Some of this work will be done by Ithaca, and much of it will drive innovation work by others, such as existing collaborators or the broader crypto ecosystem.
Some of the broader areas of focus for Ithaca include:
Wallet endgame: What ideal functions should a wallet have? How to operate from entry, bridging, exchange, signature aggregation, account recovery, light client verification, etc.?
Accelerate the decentralization of the second phase of the OP Stack roadmap to make each rollup a ZK rollup.
Improving MEV market structure with TEE and other emerging technologies.
Deploying cutting-edge cryptography and crypto-enabled applications: zkPassport, FHE, zkEmail, TLS Notary, etc.
Ecosystem-wide interoperability and privacy standards.
Experimental EIPs for cutting-edge researchers and developers: Surprise us!
Innovation at the VM layer with parallelization, compiled bytecode, block-level access lists, new EOF version, smart contracts using RISC-V ISA.
New gas cost structures (e.g. multi-dimensional gas) backed by rigorous data-driven benchmarks.
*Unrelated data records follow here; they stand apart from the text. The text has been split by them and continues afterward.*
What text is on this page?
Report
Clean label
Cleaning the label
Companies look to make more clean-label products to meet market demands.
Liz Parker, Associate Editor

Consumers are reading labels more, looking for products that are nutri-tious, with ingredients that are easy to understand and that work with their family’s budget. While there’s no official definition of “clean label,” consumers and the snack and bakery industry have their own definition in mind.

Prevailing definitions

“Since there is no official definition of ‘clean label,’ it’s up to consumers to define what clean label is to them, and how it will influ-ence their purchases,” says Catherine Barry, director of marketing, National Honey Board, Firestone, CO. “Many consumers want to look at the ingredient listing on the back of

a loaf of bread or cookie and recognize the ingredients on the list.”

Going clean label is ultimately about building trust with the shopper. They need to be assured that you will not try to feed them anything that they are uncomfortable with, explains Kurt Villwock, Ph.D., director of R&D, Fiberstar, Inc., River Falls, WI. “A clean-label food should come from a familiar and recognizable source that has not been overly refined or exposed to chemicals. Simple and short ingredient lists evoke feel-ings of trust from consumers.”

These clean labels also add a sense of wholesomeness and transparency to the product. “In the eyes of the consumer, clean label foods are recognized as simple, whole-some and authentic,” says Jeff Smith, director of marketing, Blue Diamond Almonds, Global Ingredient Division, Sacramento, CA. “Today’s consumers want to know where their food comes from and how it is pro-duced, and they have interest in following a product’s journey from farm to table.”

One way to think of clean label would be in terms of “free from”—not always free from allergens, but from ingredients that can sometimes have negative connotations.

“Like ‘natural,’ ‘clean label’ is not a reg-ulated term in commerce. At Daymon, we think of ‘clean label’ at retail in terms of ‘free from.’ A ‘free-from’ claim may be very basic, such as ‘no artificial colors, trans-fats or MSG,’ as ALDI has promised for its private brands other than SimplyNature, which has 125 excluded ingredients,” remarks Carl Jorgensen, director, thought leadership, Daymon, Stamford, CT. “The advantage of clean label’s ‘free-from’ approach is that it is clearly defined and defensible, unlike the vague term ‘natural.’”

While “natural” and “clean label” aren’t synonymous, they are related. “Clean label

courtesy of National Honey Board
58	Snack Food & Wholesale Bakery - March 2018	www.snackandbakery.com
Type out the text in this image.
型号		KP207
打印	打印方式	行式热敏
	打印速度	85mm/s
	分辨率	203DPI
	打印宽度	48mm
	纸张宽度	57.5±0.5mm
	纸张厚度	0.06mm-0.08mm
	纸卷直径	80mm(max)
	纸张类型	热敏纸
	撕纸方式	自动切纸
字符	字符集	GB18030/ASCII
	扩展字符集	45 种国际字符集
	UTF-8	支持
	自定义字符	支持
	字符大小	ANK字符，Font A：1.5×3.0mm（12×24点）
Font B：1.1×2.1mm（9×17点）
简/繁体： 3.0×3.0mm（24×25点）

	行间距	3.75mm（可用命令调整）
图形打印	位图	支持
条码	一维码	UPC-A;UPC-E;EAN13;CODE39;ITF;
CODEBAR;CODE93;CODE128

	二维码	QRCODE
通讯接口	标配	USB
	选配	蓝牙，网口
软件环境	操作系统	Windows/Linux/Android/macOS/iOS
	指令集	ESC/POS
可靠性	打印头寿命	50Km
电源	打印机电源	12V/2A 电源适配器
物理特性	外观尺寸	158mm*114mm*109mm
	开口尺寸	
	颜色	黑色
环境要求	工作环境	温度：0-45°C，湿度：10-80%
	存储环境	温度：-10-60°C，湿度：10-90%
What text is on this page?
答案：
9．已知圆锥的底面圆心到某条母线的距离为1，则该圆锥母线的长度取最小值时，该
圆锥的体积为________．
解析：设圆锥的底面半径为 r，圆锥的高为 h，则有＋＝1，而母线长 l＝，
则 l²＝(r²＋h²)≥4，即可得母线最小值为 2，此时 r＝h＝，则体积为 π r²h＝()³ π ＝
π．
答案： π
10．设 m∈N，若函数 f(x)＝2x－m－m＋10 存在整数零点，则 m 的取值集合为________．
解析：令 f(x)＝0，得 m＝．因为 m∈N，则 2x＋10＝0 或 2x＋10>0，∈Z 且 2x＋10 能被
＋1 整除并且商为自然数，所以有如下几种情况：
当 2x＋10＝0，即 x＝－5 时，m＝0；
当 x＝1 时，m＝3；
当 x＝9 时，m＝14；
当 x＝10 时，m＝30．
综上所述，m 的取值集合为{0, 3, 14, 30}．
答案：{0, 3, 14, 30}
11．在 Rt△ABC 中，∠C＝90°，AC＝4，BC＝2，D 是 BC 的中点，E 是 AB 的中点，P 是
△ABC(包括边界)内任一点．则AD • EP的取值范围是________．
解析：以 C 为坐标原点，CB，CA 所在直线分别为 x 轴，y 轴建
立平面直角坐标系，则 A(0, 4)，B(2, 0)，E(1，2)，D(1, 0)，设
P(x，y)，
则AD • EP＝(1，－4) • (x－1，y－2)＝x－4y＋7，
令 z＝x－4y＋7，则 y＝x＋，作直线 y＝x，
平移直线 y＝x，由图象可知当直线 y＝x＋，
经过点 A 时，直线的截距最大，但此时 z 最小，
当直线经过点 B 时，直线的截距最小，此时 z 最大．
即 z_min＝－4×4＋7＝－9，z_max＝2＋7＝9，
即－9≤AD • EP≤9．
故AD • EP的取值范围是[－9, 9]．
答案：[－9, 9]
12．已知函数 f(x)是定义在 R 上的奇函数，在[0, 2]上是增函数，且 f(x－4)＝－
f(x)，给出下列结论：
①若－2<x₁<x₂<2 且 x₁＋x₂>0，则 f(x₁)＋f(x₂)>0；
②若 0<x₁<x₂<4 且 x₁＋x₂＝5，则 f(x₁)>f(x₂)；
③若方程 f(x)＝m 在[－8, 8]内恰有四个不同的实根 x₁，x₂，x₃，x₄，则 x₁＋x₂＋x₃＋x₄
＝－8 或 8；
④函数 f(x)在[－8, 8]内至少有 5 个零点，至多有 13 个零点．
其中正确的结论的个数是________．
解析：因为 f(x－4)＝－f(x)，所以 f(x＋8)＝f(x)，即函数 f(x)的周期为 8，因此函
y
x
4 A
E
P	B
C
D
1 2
High-performance systems engineering working to break the gigagas per second barrier with new state states (e.g. verkle tries), databases, networks, and consensus.
P.S. How to try ODYSSEY?
The small picture is the complete Conduit dashboard of Odyssey:
Some information is as follows:
You can use Conduit's SuperBridge (https://odyssey-fba0638ec5f46615.testnets.rollbridge.app/) integration for bridging;
Or send Sepolia ETH to the Canonical Bridge contract via your wallet: 0x9228665c0D8f9Fc36843572bE50B716B81e042BA
Or via the CLI:
cast send 0x9228665c0D8f9Fc36843572bE50B716B81e042BA \
--value 0.1ether \
--private-key <your private key> \
--rpc-url <your sepolia rpc url>
How do I develop with the Odyssey EIP?
Ithaca said it provides examples and walkthroughs on its Github page on how to integrate with each feature anvil --odyssey for testing locally:
Simple Example of EIP-7702: Shows how EIP-7702 transactions work.
Delegating Accounts to p256 Keys: Describes how EIP-7702+EIP-7212 provide the ability to sign messages with p256 keys.
BLS Multisig: In-depth demonstration of how to implement multisig based on BLS signatures verified via EIP-2537’s precompile. EOF: Instructions on how to deploy and inspect contracts in the new EOF format.